I have no patience for this anymore and none of us should have any patience for it. We are late in the game. We are living through the 6th mass extinction event. The climate of our planet is changing. This is the only known habitable planet in the universe, and life on it is being wiped out by the dominant industrial paradigm that we live in, by this industrial extractive economy that runs the world, by these powerful individuals who force these changes on society and then make trillions of dollars worth of advertising to convince us all that we actually want it, that we want an electric car.

But tell me, do you want an electric car if you ain’t got clean water to drink? Tell me, do you want an electric car if you ain’t got enough food on your plate because the ecology around you has been completely destroyed? Tell me, do you want an electric car if your entire community has been systematically degraded and your land has been stolen and now they want to come and blow up your mountain and take the lithium too? This is some b******* out here.

Today is day 19 of our occupation of this site. We’ve been communicating with the BLM and they have threatened us with fines for impacting the land on the site of an open pit mine, that they plan to destroy, that they permitted the corporation to destroy because the BLM is in the mining company’s pocket.
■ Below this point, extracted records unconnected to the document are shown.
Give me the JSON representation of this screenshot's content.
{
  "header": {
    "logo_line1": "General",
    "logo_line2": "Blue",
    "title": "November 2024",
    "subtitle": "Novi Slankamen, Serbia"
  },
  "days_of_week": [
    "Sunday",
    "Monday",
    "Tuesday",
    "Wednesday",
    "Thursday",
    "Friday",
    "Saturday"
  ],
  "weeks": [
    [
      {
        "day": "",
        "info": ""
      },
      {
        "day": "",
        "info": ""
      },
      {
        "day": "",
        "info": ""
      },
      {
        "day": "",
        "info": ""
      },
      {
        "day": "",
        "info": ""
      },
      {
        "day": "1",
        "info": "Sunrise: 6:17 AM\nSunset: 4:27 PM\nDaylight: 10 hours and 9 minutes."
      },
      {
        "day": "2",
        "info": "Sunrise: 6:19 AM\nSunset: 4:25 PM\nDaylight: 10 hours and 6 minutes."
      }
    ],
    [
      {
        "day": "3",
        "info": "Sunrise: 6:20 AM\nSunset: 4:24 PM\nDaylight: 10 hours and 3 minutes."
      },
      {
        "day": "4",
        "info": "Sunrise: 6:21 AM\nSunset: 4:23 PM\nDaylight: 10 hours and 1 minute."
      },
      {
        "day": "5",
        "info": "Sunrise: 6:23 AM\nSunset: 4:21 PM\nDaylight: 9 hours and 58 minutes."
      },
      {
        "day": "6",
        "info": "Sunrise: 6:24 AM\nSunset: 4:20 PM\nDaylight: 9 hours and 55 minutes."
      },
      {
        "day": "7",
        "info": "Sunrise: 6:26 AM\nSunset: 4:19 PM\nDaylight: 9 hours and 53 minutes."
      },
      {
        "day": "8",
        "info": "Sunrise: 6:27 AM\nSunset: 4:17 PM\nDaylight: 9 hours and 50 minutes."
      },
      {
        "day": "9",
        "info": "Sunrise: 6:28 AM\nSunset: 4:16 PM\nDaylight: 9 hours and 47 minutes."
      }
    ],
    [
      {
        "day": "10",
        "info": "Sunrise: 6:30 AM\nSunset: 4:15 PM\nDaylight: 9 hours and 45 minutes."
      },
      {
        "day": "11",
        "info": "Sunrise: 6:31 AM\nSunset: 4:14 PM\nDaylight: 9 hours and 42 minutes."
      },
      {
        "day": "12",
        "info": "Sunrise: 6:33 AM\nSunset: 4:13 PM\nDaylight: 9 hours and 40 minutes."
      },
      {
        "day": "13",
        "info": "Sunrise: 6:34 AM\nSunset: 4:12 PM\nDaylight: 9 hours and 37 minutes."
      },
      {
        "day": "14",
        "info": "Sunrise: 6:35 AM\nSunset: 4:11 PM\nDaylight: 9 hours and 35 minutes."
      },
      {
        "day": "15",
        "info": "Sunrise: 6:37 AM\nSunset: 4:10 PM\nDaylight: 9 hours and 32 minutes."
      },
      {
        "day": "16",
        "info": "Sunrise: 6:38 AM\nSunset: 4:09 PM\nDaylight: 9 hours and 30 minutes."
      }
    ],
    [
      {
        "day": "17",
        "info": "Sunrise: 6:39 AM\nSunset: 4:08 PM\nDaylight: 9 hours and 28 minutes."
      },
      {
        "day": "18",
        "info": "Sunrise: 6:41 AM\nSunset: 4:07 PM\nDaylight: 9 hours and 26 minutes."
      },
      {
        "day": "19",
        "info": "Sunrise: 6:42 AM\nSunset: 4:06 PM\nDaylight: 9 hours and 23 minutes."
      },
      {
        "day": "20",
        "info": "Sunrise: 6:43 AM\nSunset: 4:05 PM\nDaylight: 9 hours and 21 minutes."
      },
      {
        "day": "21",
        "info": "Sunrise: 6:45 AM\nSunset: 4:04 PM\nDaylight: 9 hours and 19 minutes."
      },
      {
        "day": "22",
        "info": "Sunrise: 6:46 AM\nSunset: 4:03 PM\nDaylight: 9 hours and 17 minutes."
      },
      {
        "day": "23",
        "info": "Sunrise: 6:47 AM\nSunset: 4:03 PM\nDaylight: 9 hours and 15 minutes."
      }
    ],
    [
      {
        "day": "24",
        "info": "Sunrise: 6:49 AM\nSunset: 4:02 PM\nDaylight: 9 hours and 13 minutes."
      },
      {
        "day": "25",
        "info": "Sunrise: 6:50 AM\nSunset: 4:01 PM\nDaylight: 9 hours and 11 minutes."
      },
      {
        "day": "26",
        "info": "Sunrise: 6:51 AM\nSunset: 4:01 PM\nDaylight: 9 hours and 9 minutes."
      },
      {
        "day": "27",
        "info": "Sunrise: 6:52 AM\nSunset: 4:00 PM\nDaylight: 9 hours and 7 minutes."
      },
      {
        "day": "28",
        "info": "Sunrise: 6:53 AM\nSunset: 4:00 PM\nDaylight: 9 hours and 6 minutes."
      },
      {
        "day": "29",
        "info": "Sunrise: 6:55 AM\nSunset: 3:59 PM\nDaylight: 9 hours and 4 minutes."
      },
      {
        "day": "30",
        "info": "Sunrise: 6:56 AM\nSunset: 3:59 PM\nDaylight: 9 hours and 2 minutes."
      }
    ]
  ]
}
The public process is broken. So we’re here for 19 days in the storms and 50 mile an hour winds. We got a foot of snow dumped on us. We’ve had equipment failures. We’ve had stuff break down. But we’re out here in the sun, in the cold, in single-digit temperatures, in the mud trying to do this work, trying to protect this place because some m****f******s are going to say that this s*** is green and get four hundred million dollars in one day to blow up this place. And meanwhile we got four people out here holding down this Camp trying to defend it. 4 people. 4 people, okay. That’s some b*******.

We are not going to save the planet from our couches by clicking like on this video right? We need to get out on the land and we need to stop them.
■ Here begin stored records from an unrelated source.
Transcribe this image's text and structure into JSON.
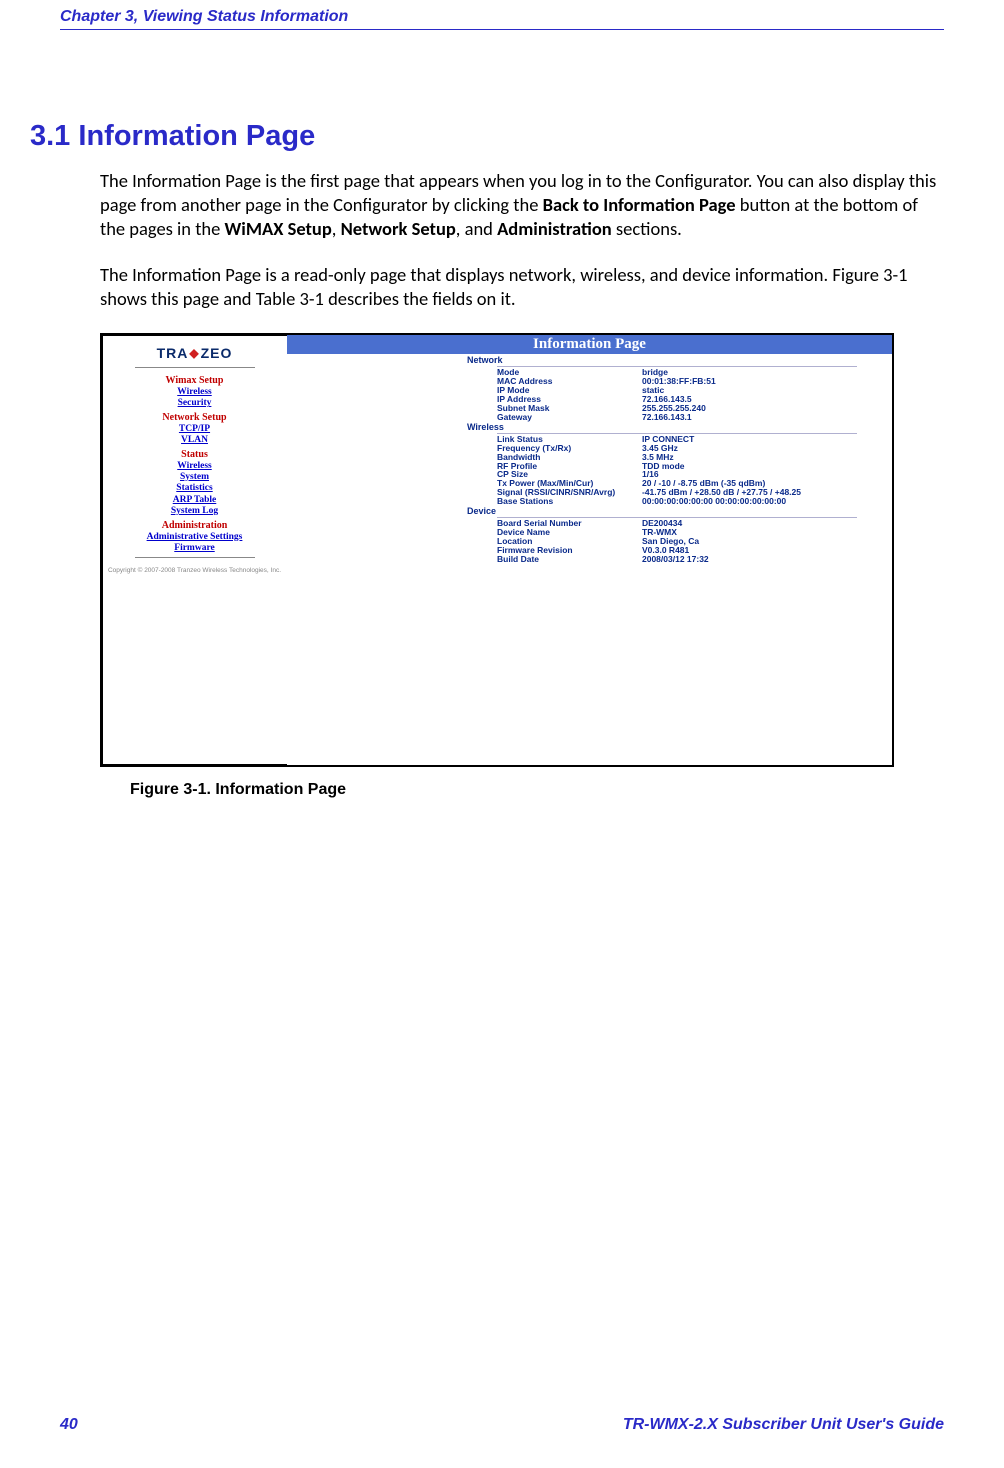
{
  "header": {
    "chapter": "Chapter 3, Viewing Status Information"
  },
  "section": {
    "number": "3.1",
    "title": "Information Page"
  },
  "para1": {
    "t1": "The Information Page is the first page that appears when you log in to the Configurator. You can also display this page from another page in the Configurator by clicking the ",
    "b1": "Back to Information Page",
    "t2": " button at the bottom of the pages in the ",
    "b2": "WiMAX Setup",
    "t3": ", ",
    "b3": "Network Setup",
    "t4": ", and ",
    "b4": "Administration",
    "t5": " sections."
  },
  "para2": "The Information Page is a read-only page that displays network, wireless, and device information. Figure 3-1 shows this page and Table 3-1 describes the fields on it.",
  "figure": {
    "sidebar": {
      "logo_left": "TRA",
      "logo_right": "ZEO",
      "groups": [
        {
          "hdr": "Wimax Setup",
          "links": [
            "Wireless",
            "Security"
          ]
        },
        {
          "hdr": "Network Setup",
          "links": [
            "TCP/IP",
            "VLAN"
          ]
        },
        {
          "hdr": "Status",
          "links": [
            "Wireless",
            "System",
            "Statistics",
            "ARP Table",
            "System Log"
          ]
        },
        {
          "hdr": "Administration",
          "links": [
            "Administrative Settings",
            "Firmware"
          ]
        }
      ],
      "copyright": "Copyright © 2007-2008 Tranzeo Wireless Technologies, Inc."
    },
    "main": {
      "title": "Information Page",
      "sections": [
        {
          "name": "Network",
          "rows": [
            {
              "k": "Mode",
              "v": "bridge"
            },
            {
              "k": "MAC Address",
              "v": "00:01:38:FF:FB:51"
            },
            {
              "k": "IP Mode",
              "v": "static"
            },
            {
              "k": "IP Address",
              "v": "72.166.143.5"
            },
            {
              "k": "Subnet Mask",
              "v": "255.255.255.240"
            },
            {
              "k": "Gateway",
              "v": "72.166.143.1"
            }
          ]
        },
        {
          "name": "Wireless",
          "rows": [
            {
              "k": "Link Status",
              "v": "IP CONNECT"
            },
            {
              "k": "Frequency (Tx/Rx)",
              "v": "3.45 GHz"
            },
            {
              "k": "Bandwidth",
              "v": "3.5 MHz"
            },
            {
              "k": "RF Profile",
              "v": "TDD mode"
            },
            {
              "k": "CP Size",
              "v": "1/16"
            },
            {
              "k": "Tx Power (Max/Min/Cur)",
              "v": "20 / -10 / -8.75 dBm (-35 qdBm)"
            },
            {
              "k": "Signal (RSSI/CINR/SNR/Avrg)",
              "v": "-41.75 dBm / +28.50 dB / +27.75 / +48.25"
            },
            {
              "k": "Base Stations",
              "v": "00:00:00:00:00:00 00:00:00:00:00:00"
            }
          ]
        },
        {
          "name": "Device",
          "rows": [
            {
              "k": "Board Serial Number",
              "v": "DE200434"
            },
            {
              "k": "Device Name",
              "v": "TR-WMX"
            },
            {
              "k": "Location",
              "v": "San Diego, Ca"
            },
            {
              "k": "Firmware Revision",
              "v": "V0.3.0 R481"
            },
            {
              "k": "Build Date",
              "v": "2008/03/12 17:32"
            }
          ]
        }
      ]
    }
  },
  "caption": "Figure 3-1. Information Page",
  "footer": {
    "page": "40",
    "guide": "TR-WMX-2.X Subscriber Unit  User's Guide"
  }
}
There is a war being waged on the natural world. There is a war being waged on your children, your grandchildren’s future. There is a war being waged on these springs in this mountainside right here, and we need Warriors to step up and be a part of this fight.

There’s no time to stand on the sidelines. There’s no time to say “You know what? I don’t really feel like it this week, that sounds uncomfortable.” Yes, it is uncomfortable–it is very uncomfortable at times. That’s not to say it’s all s*** out here. We’re having a good time now and then, too. We’re laughing, we’re being human, we’re not just out here on the grind 24/7.
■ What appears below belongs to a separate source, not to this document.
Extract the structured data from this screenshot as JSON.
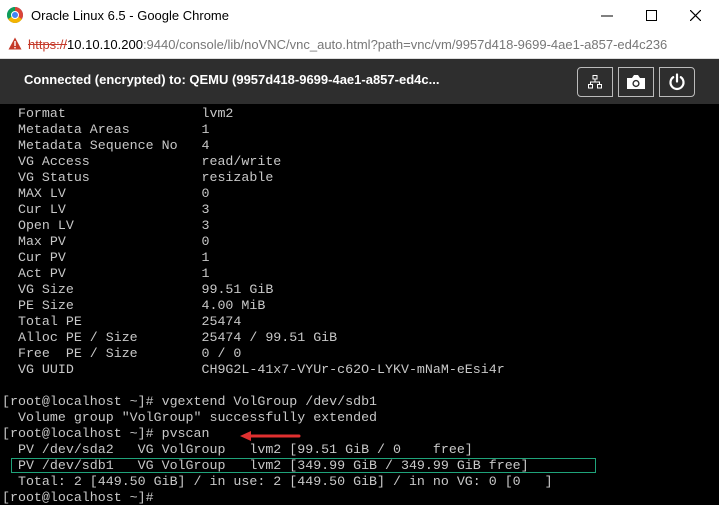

But we’ve been working 12, 13, 14 hour days for 18 days straight to protect this place and like I said there are four of us here right now. So this is a call out to everyone who is watching that we need you all to step up. This place will not be defended successfully by four of us. It won’t work, it’s not going to happen. We’re not going to win. This place will be blown up unless we get overwhelming amounts of support, unless we get overwhelming resistance to this project.

This needs to happen, not just here, but at every proposed mine around the world–at every proposed oil drilling site, at every proposed new suburb, at every proposed expansion of a mall, at every existing mall and oil facility and destructive industrial extraction zone around the planet. At all the ones that already exist–not just the new ones. We need to shut down the ones that are already working and yes I understand how big of a task this is. Yes I understand how big of a call to action this is, but this is the work that needs to be done.

Will, my comrade down here, my friend Will–he says it best. He says: too often we ask “What can I do?” instead of asking “What needs to be done?” and the difference between those two questions is the biggest difference in the world. We need to start asking what needs to be done and then we need to start doing it.